Life 101: Chutes and Ladders

Remember the slide at your school playground or park? Remember how carefully you’d climb the ladder because it was so high? It never failed that the kid behind you would nudge or push you to move a little faster. At the top, you could see the whole playground; you were on top the world, and it was invigorating! Inevitably, the impatient kid would badger you to move on so that he could have your spot. If the goading failed, he’d give you a good shove to keep the line moving. Down you went, landing with a jolt on your bottom in the dirt at the foot of the slide.

Life is pretty much chutes and ladders. Mostly we’re moving along, getting our work done, raising our kids, serving at church, enjoying the view, feeling in control, and then suddenly, some circumstance “shoves” us down the chute. Sometimes we land face-first, teeth and eyes full of dust.

“How did that happen? How did I get here?” we ask despondently. We read self-help books, talk to friends, over eat, under eat, talk to counselors, pray more, read the Bible more, and still God doesn’t seem moved to provide answers. The bruise on the backside sets in, and despairing of ever being at the top again, we’re convinced we’ll be stuck in the dust forever.

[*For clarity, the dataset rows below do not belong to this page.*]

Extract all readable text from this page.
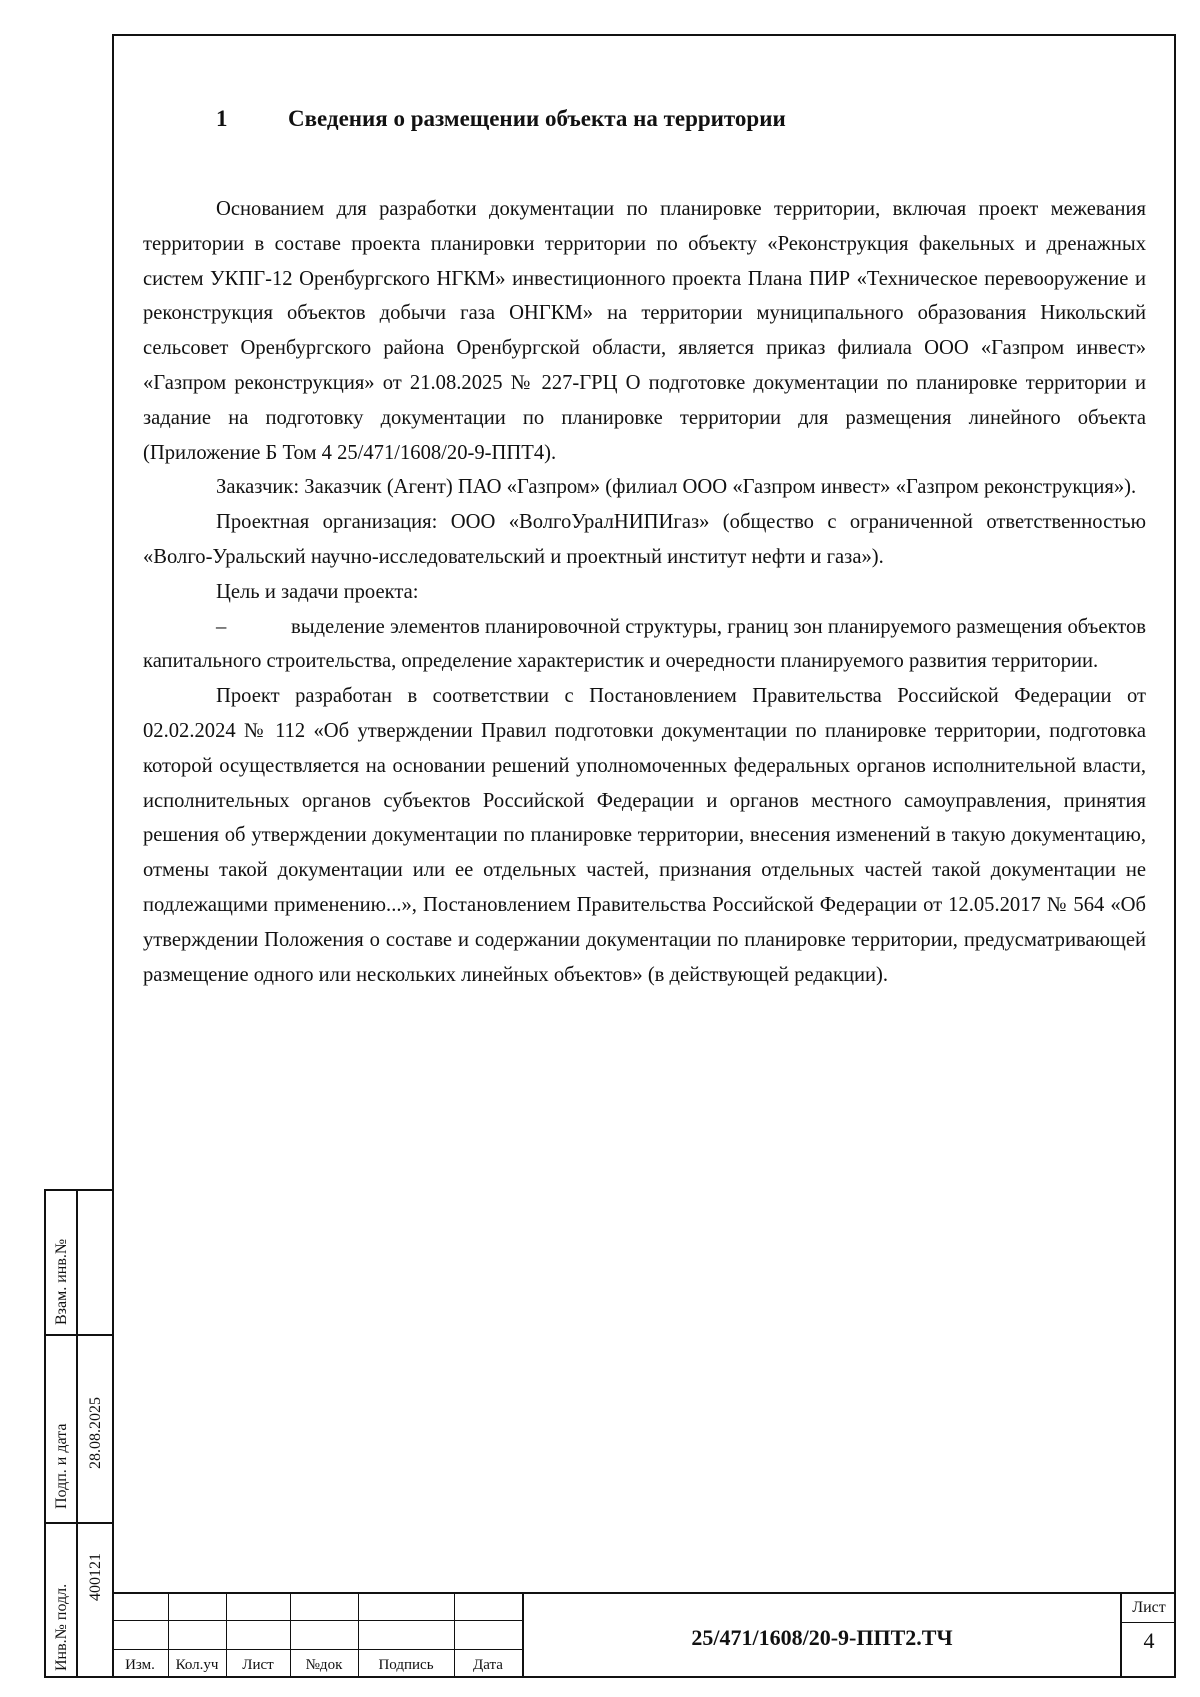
1	Сведения о размещении объекта на территории

Основанием для разработки документации по планировке территории, включая проект межевания территории в составе проекта планировки территории по объекту «Реконструкция факельных и дренажных систем УКПГ-12 Оренбургского НГКМ» инвестиционного проекта Плана ПИР «Техническое перевооружение и реконструкция объектов добычи газа ОНГКМ» на территории муниципального образования Никольский сельсовет Оренбургского района Оренбургской области, является приказ филиала ООО «Газпром инвест» «Газпром реконструкция» от 21.08.2025 № 227-ГРЦ О подготовке документации по планировке территории и задание на подготовку документации по планировке территории для размещения линейного объекта (Приложение Б Том 4 25/471/1608/20-9-ППТ4).

Заказчик: Заказчик (Агент) ПАО «Газпром» (филиал ООО «Газпром инвест» «Газпром реконструкция»).

Проектная организация: ООО «ВолгоУралНИПИгаз» (общество с ограниченной ответственностью «Волго-Уральский научно-исследовательский и проектный институт нефти и газа»).

Цель и задачи проекта:

–	выделение элементов планировочной структуры, границ зон планируемого размещения объектов капитального строительства, определение характеристик и очередности планируемого развития территории.

Проект разработан в соответствии с Постановлением Правительства Российской Федерации от 02.02.2024 № 112 «Об утверждении Правил подготовки документации по планировке территории, подготовка которой осуществляется на основании решений уполномоченных федеральных органов исполнительной власти, исполнительных органов субъектов Российской Федерации и органов местного самоуправления, принятия решения об утверждении документации по планировке территории, внесения изменений в такую документацию, отмены такой документации или ее отдельных частей, признания отдельных частей такой документации не подлежащими применению...», Постановлением Правительства Российской Федерации от 12.05.2017 № 564 «Об утверждении Положения о составе и содержании документации по планировке территории, предусматривающей размещение одного или нескольких линейных объектов» (в действующей редакции).

Взам. инв.№
Подп. и дата 28.08.2025
Инв.№ подл.
400121
Изм.	Кол.уч	Лист	№док	Подпись	Дата
25/471/1608/20-9-ППТ2.ТЧ
Лист
4
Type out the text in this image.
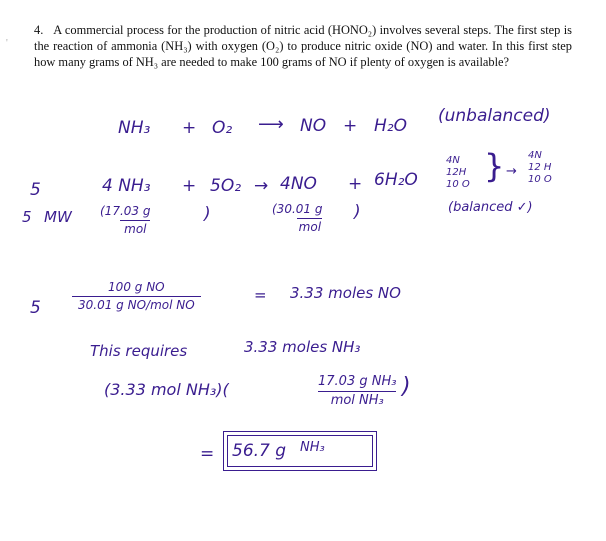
4. A commercial process for the production of nitric acid (HONO₂) involves several steps. The first step is the reaction of ammonia (NH₃) with oxygen (O₂) to produce nitric oxide (NO) and water. In this first step how many grams of NH₃ are needed to make 100 grams of NO if plenty of oxygen is available?
'
NH₃ + O₂ ⟶ NO + H₂O (unbalanced)
5	4 NH₃ + 5O₂ → 4NO + 6H₂O
4N
12H
10 O } →
4N
12 H
10 O
(balanced ✓)
5 MW (17.03 g
mol
)	(30.01 g
mol
)
5
100 g NO
30.01 g NO/mol NO
= 3.33 moles NO
This requires	3.33 moles NH₃
(3.33 mol NH₃)(	17.03 g NH₃
mol NH₃
)
= 56.7 g NH₃
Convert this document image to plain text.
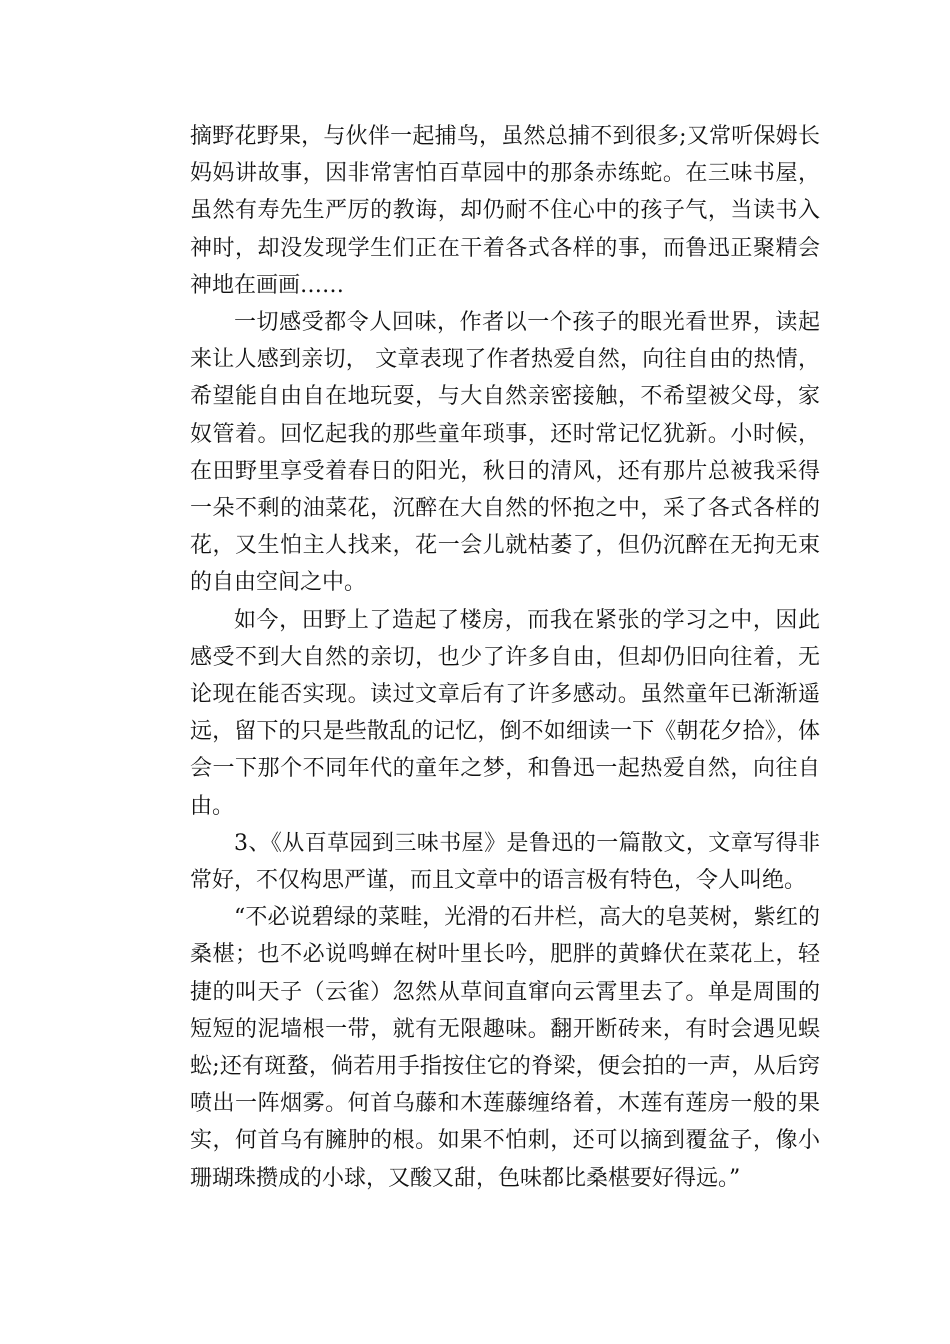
摘野花野果，与伙伴一起捕鸟，虽然总捕不到很多;又常听保姆长妈妈讲故事，因非常害怕百草园中的那条赤练蛇。在三味书屋，虽然有寿先生严厉的教诲，却仍耐不住心中的孩子气，当读书入神时，却没发现学生们正在干着各式各样的事，而鲁迅正聚精会神地在画画……

一切感受都令人回味，作者以一个孩子的眼光看世界，读起来让人感到亲切， 文章表现了作者热爱自然，向往自由的热情，希望能自由自在地玩耍，与大自然亲密接触，不希望被父母，家奴管着。回忆起我的那些童年琐事，还时常记忆犹新。小时候，在田野里享受着春日的阳光，秋日的清风，还有那片总被我采得一朵不剩的油菜花，沉醉在大自然的怀抱之中，采了各式各样的花，又生怕主人找来，花一会儿就枯萎了，但仍沉醉在无拘无束的自由空间之中。

如今，田野上了造起了楼房，而我在紧张的学习之中，因此感受不到大自然的亲切，也少了许多自由，但却仍旧向往着，无论现在能否实现。读过文章后有了许多感动。虽然童年已渐渐遥远，留下的只是些散乱的记忆，倒不如细读一下《朝花夕拾》，体会一下那个不同年代的童年之梦，和鲁迅一起热爱自然，向往自由。

3、《从百草园到三味书屋》是鲁迅的一篇散文，文章写得非常好，不仅构思严谨，而且文章中的语言极有特色，令人叫绝。

“不必说碧绿的菜畦，光滑的石井栏，高大的皂荚树，紫红的桑椹；也不必说鸣蝉在树叶里长吟，肥胖的黄蜂伏在菜花上，轻捷的叫天子（云雀）忽然从草间直窜向云霄里去了。单是周围的短短的泥墙根一带，就有无限趣味。翻开断砖来，有时会遇见蜈蚣;还有斑蝥，倘若用手指按住它的脊梁，便会拍的一声，从后窍喷出一阵烟雾。何首乌藤和木莲藤缠络着，木莲有莲房一般的果实，何首乌有臃肿的根。如果不怕刺，还可以摘到覆盆子，像小珊瑚珠攒成的小球，又酸又甜，色味都比桑椹要好得远。”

Despair, or hopelessness, is the enemy of life. No matter what calamities sucker punch us, if we possess even a little bit of hope, we can survive. Hope works for us like a bigger, stronger kid who takes us by the hand, helps us up from the dust, and takes us to the teacher. Hope is the precursor to faith, and the Bible tells us that just a little faith on our part gets God’s attention in a big way. To get to the Teacher, we’ve got to work through some humbling moments. The first is admitting that we lost control. No one likes to feel out of control, but it’s even worse to have to confess that weakness to someone.

I used to deny that I'm prone to motion sickness because it seemed like such a wimpy weakness. In the past, I've told myself and friends that I can handle the theme park rollercoaster, knowing full well that's just not true. I may not like to admit it, but when I get sick, there's no hiding that weakness. It’s sort of written all over me!

Secondly, we have to reach up for hope and faith from the bottom-most position. We are laid low. The only productive way to go is up, but being all banged-up, we need a big hand to help set us back on our feet. The problem is, asking for help is not easy for adults. We like to believe we’ve got life by the tail and that we create our own destinies. Americans are especially proud of self-reliance.

I’ve been thinking of the lyrics to a couple of Sinatra songs which exalt the opposite of humility. “My Way,” a virtual hymn unto one's self, boasts, “For what is a man, what has he got?/If not himself, then he has naught/To say the things he truly feels/And not the words of one who kneels . . . ."

Or what about the plucky ballad, “That’s Life?” which brags about rolling with the punches, until you get to the lines: “But if there's nothing shakin' come this here July/I'm gonna roll myself up in a big ball and die.” Hopelessness curls us into fetal balls of despair.

When I get bumped and bruised now, I remind myself that life is cyclical, which implies there will be relief and joy again. Thank God for Psalm 30:5, “. . . weeping may remain for a night, but rejoicing comes in the morning.” On days when I bottom-out at the park and I have trouble praying or reading my Bible, I remember the simple assertion: “This too, shall pass.” My hope then reaches up to join hands with faith. Faith takes me straight to God, who wipes my tears, cleanses my wounds and whispers kind words in my ear. Before I know it, His hands are on my shoulders, turning me around and sending me back to the playground, where I feel His watchful eye on me, even as I step on the first rung of the next ladder in my life.